I'm happy to share with you today that this afternoon we had the first flight of a copter using ardupilot running in Linux (the evolution of the work performed this summer through the BeaglePilot project on the ardupilot code). It's particularly a pleasure for me to share these news because it's the result of two years trying to fly a copter running Linux (without a companion computer).


And a second one:


Setup has been done using 3DR Iris and a lot of tape (the Linux board is actually slightly bigger than the PX4 thereby there was no room inside of the hood for it).

Some remarks:

  • The autopilot was running at 100 Hz but we are working on a version that runs at 400 Hz.
  • It was using only one of the three IMUs included in the autopilot. Using the three of them might lead to a more stable result.
  • We have now the three vehicles working on Linux!
  • Take in account that i'm a horrible pilot (working on that while i write code ;) )

Future steps:

  • BeaglePilot white paper (WIP)
  • More work on the AP_HAL_Linux and the Linux kernel
  • Flight tests

Regarding the flight tests, i'd like to point out the fantastic attitude that 3DR has had with us, developers, providing all the hardware needed. Hope this serves as an inspiration for other manufacturers.

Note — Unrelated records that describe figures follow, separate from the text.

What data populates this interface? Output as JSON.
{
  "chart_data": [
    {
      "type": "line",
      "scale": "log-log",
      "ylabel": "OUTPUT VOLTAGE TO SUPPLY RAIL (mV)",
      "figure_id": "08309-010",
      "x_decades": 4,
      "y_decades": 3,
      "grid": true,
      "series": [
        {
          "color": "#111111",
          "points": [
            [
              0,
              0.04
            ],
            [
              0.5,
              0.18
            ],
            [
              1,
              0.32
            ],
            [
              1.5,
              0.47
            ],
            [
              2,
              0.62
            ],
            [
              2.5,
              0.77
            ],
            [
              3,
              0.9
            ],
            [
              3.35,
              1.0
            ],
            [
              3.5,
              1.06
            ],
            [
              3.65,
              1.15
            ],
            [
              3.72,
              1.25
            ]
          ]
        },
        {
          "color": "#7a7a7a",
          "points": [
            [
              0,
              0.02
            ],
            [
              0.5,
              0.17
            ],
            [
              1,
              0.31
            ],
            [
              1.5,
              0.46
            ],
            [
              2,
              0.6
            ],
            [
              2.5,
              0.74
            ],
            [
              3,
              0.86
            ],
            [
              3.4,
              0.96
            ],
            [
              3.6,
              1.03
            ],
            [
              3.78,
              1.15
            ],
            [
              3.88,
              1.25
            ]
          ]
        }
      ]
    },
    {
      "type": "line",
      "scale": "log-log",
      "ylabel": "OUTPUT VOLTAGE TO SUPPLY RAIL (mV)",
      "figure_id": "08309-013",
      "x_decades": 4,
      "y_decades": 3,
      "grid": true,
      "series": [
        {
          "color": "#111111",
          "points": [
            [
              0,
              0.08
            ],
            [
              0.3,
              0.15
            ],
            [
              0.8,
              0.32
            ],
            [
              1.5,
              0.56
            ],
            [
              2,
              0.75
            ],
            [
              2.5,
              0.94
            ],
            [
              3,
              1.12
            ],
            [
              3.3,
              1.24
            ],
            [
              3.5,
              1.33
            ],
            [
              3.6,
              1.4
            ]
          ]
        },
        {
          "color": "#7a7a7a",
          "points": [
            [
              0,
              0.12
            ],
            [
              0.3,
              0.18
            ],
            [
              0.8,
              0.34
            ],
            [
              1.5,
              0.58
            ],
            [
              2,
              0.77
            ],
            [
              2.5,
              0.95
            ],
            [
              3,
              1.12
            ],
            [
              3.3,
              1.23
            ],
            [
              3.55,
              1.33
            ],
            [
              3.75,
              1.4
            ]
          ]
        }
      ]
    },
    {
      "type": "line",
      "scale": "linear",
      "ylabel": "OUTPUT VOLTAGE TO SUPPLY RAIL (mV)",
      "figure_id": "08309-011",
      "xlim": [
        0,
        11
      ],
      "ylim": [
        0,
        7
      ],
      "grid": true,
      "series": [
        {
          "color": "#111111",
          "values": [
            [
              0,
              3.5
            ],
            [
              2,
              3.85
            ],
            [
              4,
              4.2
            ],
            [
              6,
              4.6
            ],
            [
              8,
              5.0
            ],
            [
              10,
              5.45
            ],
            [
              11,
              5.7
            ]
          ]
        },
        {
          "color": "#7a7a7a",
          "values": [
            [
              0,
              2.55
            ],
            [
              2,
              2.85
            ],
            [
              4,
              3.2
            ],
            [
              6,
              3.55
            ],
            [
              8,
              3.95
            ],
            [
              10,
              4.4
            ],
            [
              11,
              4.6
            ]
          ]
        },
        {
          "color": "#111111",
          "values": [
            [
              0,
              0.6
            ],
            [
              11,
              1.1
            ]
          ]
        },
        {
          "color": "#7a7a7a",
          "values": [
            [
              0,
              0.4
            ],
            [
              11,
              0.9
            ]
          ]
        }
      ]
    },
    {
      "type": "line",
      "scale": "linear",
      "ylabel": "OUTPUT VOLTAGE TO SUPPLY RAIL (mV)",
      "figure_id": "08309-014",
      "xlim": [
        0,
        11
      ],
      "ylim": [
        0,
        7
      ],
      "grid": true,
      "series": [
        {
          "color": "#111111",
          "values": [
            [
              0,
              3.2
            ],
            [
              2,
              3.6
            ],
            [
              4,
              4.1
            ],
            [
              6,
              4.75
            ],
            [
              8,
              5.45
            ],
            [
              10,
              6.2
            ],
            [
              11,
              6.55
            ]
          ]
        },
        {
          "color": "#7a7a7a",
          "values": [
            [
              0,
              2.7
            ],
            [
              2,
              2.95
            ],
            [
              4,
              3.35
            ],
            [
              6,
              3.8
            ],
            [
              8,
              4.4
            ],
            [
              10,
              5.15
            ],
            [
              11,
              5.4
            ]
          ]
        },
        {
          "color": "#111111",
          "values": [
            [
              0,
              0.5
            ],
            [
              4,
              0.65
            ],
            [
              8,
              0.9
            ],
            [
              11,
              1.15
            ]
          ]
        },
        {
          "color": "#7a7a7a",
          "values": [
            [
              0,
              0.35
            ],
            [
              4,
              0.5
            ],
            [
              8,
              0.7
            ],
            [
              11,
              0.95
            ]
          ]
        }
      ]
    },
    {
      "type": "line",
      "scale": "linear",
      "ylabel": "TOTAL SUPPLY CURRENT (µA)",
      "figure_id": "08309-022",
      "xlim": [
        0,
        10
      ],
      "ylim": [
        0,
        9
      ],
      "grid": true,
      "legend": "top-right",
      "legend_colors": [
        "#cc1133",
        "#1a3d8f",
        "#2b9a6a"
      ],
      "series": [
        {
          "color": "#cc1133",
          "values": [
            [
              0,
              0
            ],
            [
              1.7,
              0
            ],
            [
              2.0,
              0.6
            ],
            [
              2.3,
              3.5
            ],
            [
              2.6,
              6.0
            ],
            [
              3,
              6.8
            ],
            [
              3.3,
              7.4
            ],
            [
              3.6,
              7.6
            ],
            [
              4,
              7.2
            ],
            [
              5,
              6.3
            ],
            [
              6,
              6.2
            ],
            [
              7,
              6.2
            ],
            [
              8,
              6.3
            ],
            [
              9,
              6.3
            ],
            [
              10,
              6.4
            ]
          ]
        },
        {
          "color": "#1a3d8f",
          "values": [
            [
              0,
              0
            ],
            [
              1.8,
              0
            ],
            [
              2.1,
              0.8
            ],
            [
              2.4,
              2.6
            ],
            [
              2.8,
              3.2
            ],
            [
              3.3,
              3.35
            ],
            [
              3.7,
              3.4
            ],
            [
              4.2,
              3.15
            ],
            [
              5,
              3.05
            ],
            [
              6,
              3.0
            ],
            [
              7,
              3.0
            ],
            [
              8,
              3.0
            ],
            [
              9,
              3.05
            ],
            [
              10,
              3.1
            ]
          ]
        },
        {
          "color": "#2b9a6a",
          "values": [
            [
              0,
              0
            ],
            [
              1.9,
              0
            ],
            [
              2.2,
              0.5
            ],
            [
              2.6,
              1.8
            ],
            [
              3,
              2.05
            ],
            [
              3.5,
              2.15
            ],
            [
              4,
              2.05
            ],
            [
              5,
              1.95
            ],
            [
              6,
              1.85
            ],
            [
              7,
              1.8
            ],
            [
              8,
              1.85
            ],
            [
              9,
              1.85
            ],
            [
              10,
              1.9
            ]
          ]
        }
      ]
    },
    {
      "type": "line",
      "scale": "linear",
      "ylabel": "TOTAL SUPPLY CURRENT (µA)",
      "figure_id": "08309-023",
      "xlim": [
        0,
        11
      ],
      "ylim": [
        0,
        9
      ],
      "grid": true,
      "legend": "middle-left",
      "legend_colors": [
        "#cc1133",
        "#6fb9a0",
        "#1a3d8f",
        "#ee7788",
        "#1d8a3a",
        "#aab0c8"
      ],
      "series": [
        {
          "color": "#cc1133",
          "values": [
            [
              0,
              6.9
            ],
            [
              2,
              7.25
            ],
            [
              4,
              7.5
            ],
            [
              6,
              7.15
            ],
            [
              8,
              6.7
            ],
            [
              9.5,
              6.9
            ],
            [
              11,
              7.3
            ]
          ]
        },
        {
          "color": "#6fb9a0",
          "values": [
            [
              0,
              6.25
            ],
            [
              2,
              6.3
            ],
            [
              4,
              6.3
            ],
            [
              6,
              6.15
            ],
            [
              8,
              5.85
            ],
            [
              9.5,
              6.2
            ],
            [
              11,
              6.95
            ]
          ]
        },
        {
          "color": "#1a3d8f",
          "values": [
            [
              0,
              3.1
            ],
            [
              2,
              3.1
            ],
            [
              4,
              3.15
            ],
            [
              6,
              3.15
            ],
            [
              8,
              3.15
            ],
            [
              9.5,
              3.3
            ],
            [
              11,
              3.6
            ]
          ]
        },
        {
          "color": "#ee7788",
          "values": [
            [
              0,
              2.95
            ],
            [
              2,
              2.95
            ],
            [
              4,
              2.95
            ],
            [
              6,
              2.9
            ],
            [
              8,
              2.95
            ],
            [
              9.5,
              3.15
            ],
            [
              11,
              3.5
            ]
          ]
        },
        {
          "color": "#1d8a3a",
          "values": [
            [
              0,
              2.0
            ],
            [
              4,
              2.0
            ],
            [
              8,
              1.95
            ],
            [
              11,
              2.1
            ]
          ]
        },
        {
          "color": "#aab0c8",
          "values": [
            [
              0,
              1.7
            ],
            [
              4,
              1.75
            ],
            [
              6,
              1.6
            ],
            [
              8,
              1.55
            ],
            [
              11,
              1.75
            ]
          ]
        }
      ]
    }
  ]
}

This work is the result of the effort of many. Particularly the ardupilot dev team, Siddharth Bharat Purohit, Andrew Tridgell and Philip Rowse. It's been fun to walk this path with all of them and down the road it seems there's more ;).

Special thanks to Hugo Boyer for the recordings.

NOTE: The blog post has been renamed from "APM4.0:First copter flight" to "First copter flight using Linux". Thanks for the users that suggested it.

Views: 11202

Comment by Víctor Mayoral on September 4, 2014 at 7:53am

Bill, fair enough :), changed it. Thanks everyone for the suggestion.

Comment by Hugues on September 4, 2014 at 9:12am

We do not deserve the thank you, You do !

Comment by Gary McCray on September 4, 2014 at 11:34am

Great Job Victor,

I believe your dedication and hard work have greatly sped up the whole process.

We will all now soon be able to benefit from Linux / Beagle Bone autopilots.

Thank You Very Much,


Good illustration of Iris durability too, a lot like my flying technique.

Comment by Tobias Simon on September 4, 2014 at 12:59pm

Very good, Victor! :-)

Comment by Nikola Rabchevsky on September 4, 2014 at 3:08pm

Is there a more detailed blog site for this?

Comment by Andrew Tridgell on September 4, 2014 at 4:21pm

Regarding the naming, the current thinking is that the long term successor to the Pixhawk line of autopilot hardware will be Linux based. So we had the APM1 and APM2 on AVR processors, the Pixhawk (which you could think of as APM3, at least when paired with the ArduPilot code) based on the STM32 and then the APM4 would be a Linux based ARM board.
The PXF cape on the BeagleBoneBlack is an early prototype of that effort towards APM4. We're probably a long way from the final APM4 design, but having the PXF on BBB is a great step forwards, and it is fantastic to see it running the current copter, plane and rover code.
Cheers, Tridge

Comment by Darrell Burkey on September 4, 2014 at 8:17pm

Very cool! Congratulations. I am jealous though as I was hoping Tridge would be the first so I could photograph the first copter running Linux as well as the first plane. :-) Keep up the great work.

Comment by Jack Crossfire on September 5, 2014 at 1:50am

Time for Hobbyking to spin a more modern Linux board using Atom processors + the required 200Mhz 32 bit microcontroller.

Comment by mP1 on September 5, 2014 at 4:16am

Software should only get a new version number when its new with significant changes not a port to new hardware.
Android doesnt bump its version number every time its ported to a new phone/tablet or whatever.

Every set of features/bug fixes etc should only have one version number not multiple. With multiple it makes everything confusing. Software, posts here etc will use one of the two versions and everyone will be confused.

As Bill says, its should be 3.(insert exact minor/build/release) for BBB and PDC cape.

Comment by Andrew Tridgell on September 5, 2014 at 2:30pm

@mP1, the APM4 name refers to the experimental hardware, not the software. The copter was running ardupilot git master, which is currently APM:Copter 3.3-dev.